Орочон дошел до опушки и притаился за деревом. Тут увидел он необычайное дело. Олень зашел в грязь, но не застрял в ней и не изнемог, а начал выбивать в грязи здоровой передней ногой ямку. Когда ямка стала ему по росту, он лег в нее и стал кататься с боку на бок, пока не вывалялся в грязи совсем. И здесь он залег. Охотнику захотелось узнать, что будет делать зверь дальше. Он не убил его выстрелом, а расположился на опушке и приготовился наблюдать. Два дня он сидел на опушке и выжидал, и два дня зверь отлеживался в грязи. На третий день олень встал. Рану его затянуло, и он снова мог двигаться. Он перестал хромать, учуял человека и, прежде чем человек успел выстрелить, в несколько прыжков ушел от него. Орочон подивился, как зверь смог так быстро выздороветь, и даже не пожалел потерянных пантов. Он был охотник, и охотничьи приметы были для него дороже добычи.

Две недели спустя глаз снова изменил ему, и он подранил косулю. Косуля стала так же уходить от него, как уходил олень, и в том же направлении. Он последовал за ней, и она привела его к тому же болоту, где выкопал себе ямку олень. Он снова остался сидеть на опушке, и косуля так же, как и олень, стала кататься по грязи и залегла в ней, положив поверх морду со своими красивыми девичьими глазами.

Охотник опять переждал два дня. На третий день косуля оправилась от ранения и побрела дальше. Ему было жалко ее убивать, хотя это было легко сделать. Видел он затем, несколько месяцев спустя, в бесснежную уссурийскую зиму, как брела к тому же месту подбитая дикая свинья. Она стонала и хрюкала, раскапывая рылом грязь, и грязь эта тоже помогла ей оправиться. Свинью он все же убил и увидел, что первую рану в ее паху почти затянуло.

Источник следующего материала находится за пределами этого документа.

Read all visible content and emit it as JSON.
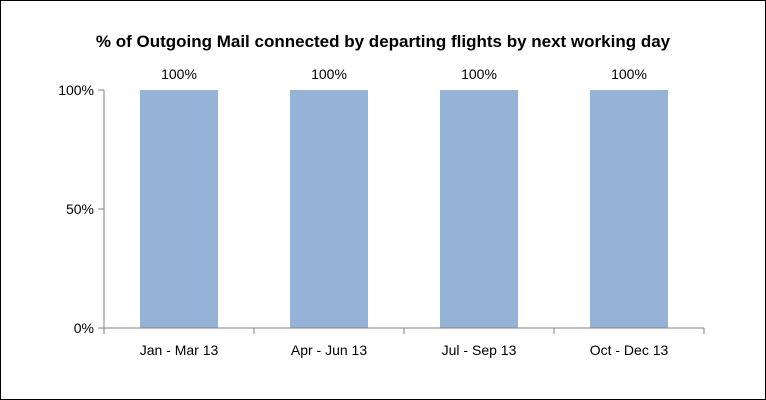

Орочоны жили вдоль по реке в берестяных шалашах, и сородичи могли приходить к сородичам за сотни верст, как братья. Старики работали вместе с молодыми, пока были силы. Когда силы кончались, надо было умирать. Таков был закон жизни. В шалаше умирал старый орочон, отец охотника. Он ел не меньше семидесяти рыб на своем веку, — это значило: не меньше семидесяти раз он видел ход красной рыбы, — и ноги его, застуженные в жестоких простудах, отказывались служить. Он лежал в шалаше и покорно ждал смерти. Боги были немилостивы, и смерть не приходила к нему. Сыну стало его жаль, и он подумал: если грязь помогает зверю, почему она не может помочь человеку? Он положил старика в бат — выдолбленную лодку и поплыл по реке, чтобы оказаться ближе к звериному месту. Здесь он выволок старика и тащил его на себе целых два солнца. Старик был велик ростом, но тощ, и весили одни его кости.